The AUD/USD pair initially tried to break above the 1.03 level on Tuesday, but failed miserably and close down towards the lows of the session. As the day ended, we formed a shooting star at the bottom of a massive fall. With the Australian GDP numbers coming out this morning, we could have further pressure to the downside build up in this currency pair.
A currently looks as if the 1.03 level is in fact going to be resistive, and as such we look at that as a bit of the trigger point. If we can get a daily close above that level, not only would it be overcome in a significant resistance level, but it would also be breaking the top of the shooting star formed on Tuesday, in and of itself a bullish sign.

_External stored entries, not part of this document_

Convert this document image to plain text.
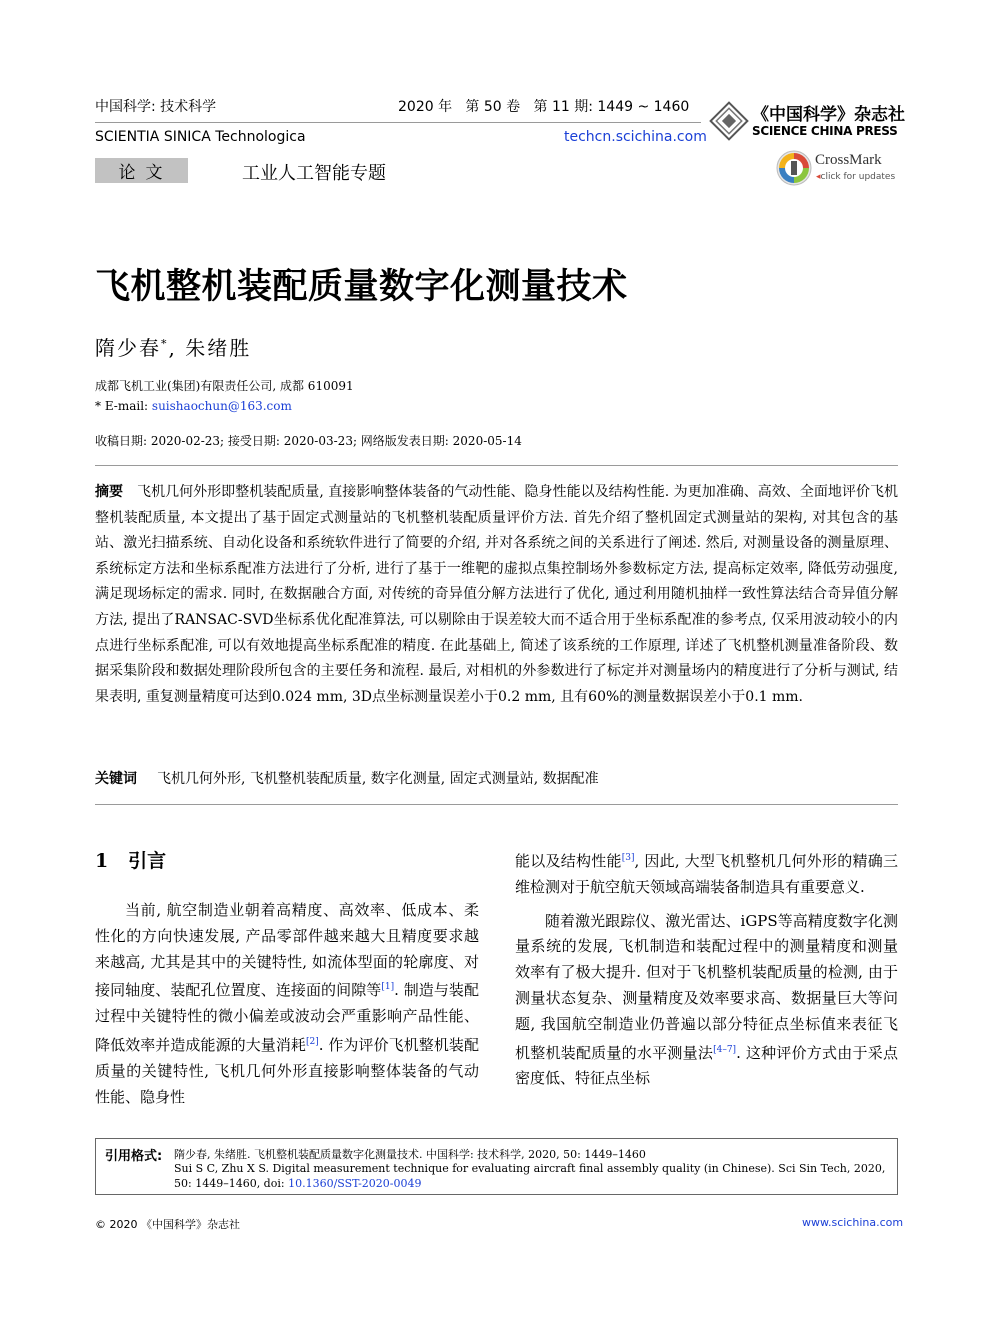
中国科学: 技术科学	2020 年   第 50 卷   第 11 期: 1449 ~ 1460
SCIENTIA SINICA Technologica	techcn.scichina.com
《中国科学》杂志社
SCIENCE CHINA PRESS
CrossMark
◂click for updates
论文	工业人工智能专题
飞机整机装配质量数字化测量技术
隋少春*, 朱绪胜
成都飞机工业(集团)有限责任公司, 成都 610091
* E-mail: suishaochun@163.com
收稿日期: 2020-02-23; 接受日期: 2020-03-23; 网络版发表日期: 2020-05-14
摘要 飞机几何外形即整机装配质量, 直接影响整体装备的气动性能、隐身性能以及结构性能. 为更加准确、高效、全面地评价飞机整机装配质量, 本文提出了基于固定式测量站的飞机整机装配质量评价方法. 首先介绍了整机固定式测量站的架构, 对其包含的基站、激光扫描系统、自动化设备和系统软件进行了简要的介绍, 并对各系统之间的关系进行了阐述. 然后, 对测量设备的测量原理、系统标定方法和坐标系配准方法进行了分析, 进行了基于一维靶的虚拟点集控制场外参数标定方法, 提高标定效率, 降低劳动强度, 满足现场标定的需求. 同时, 在数据融合方面, 对传统的奇异值分解方法进行了优化, 通过利用随机抽样一致性算法结合奇异值分解方法, 提出了RANSAC-SVD坐标系优化配准算法, 可以剔除由于误差较大而不适合用于坐标系配准的参考点, 仅采用波动较小的内点进行坐标系配准, 可以有效地提高坐标系配准的精度. 在此基础上, 简述了该系统的工作原理, 详述了飞机整机测量准备阶段、数据采集阶段和数据处理阶段所包含的主要任务和流程. 最后, 对相机的外参数进行了标定并对测量场内的精度进行了分析与测试, 结果表明, 重复测量精度可达到0.024 mm, 3D点坐标测量误差小于0.2 mm, 且有60%的测量数据误差小于0.1 mm.
关键词 飞机几何外形, 飞机整机装配质量, 数字化测量, 固定式测量站, 数据配准
1   引言

当前, 航空制造业朝着高精度、高效率、低成本、柔性化的方向快速发展, 产品零部件越来越大且精度要求越来越高, 尤其是其中的关键特性, 如流体型面的轮廓度、对接同轴度、装配孔位置度、连接面的间隙等[1]. 制造与装配过程中关键特性的微小偏差或波动会严重影响产品性能、降低效率并造成能源的大量消耗[2]. 作为评价飞机整机装配质量的关键特性, 飞机几何外形直接影响整体装备的气动性能、隐身性

能以及结构性能[3], 因此, 大型飞机整机几何外形的精确三维检测对于航空航天领域高端装备制造具有重要意义.

随着激光跟踪仪、激光雷达、iGPS等高精度数字化测量系统的发展, 飞机制造和装配过程中的测量精度和测量效率有了极大提升. 但对于飞机整机装配质量的检测, 由于测量状态复杂、测量精度及效率要求高、数据量巨大等问题, 我国航空制造业仍普遍以部分特征点坐标值来表征飞机整机装配质量的水平测量法[4–7]. 这种评价方式由于采点密度低、特征点坐标

引用格式: 隋少春, 朱绪胜. 飞机整机装配质量数字化测量技术. 中国科学: 技术科学, 2020, 50: 1449–1460
Sui S C, Zhu X S. Digital measurement technique for evaluating aircraft final assembly quality (in Chinese). Sci Sin Tech, 2020, 50: 1449–1460, doi: 10.1360/SST-2020-0049
© 2020 《中国科学》杂志社	www.scichina.com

On the other hand, if we manage to break down below the lows of the Tuesday session, it looks like we could make our move down to the parity level in relatively short order. This pair tends to move very quickly when there are economic concerns out there, and the Chinese economy is without a doubt one of the biggest ones right now.
The Chinese economy has been slowing down over the last several months, and this of course will affect the Australians as they supply the mainland with so much of its raw materials. As long as there is softness in China, there will be softness in Australia. Also, there is a bit of a “flight to safety” trade in selling the Australian dollar and buying the US dollar.
Looking forward, we think that the downside is the overall direction that we will see in this pair. We think that eventually parity will be tested, and possibly even broken. If we do manage break below that, we would see the 0.95 level as a major area in which to target. However, we need to see the Tuesday level give way in order to start selling at this point. Once the Australian GDP numbers are out, it will be interesting and telling to see how the Aussie dollar reacts in general.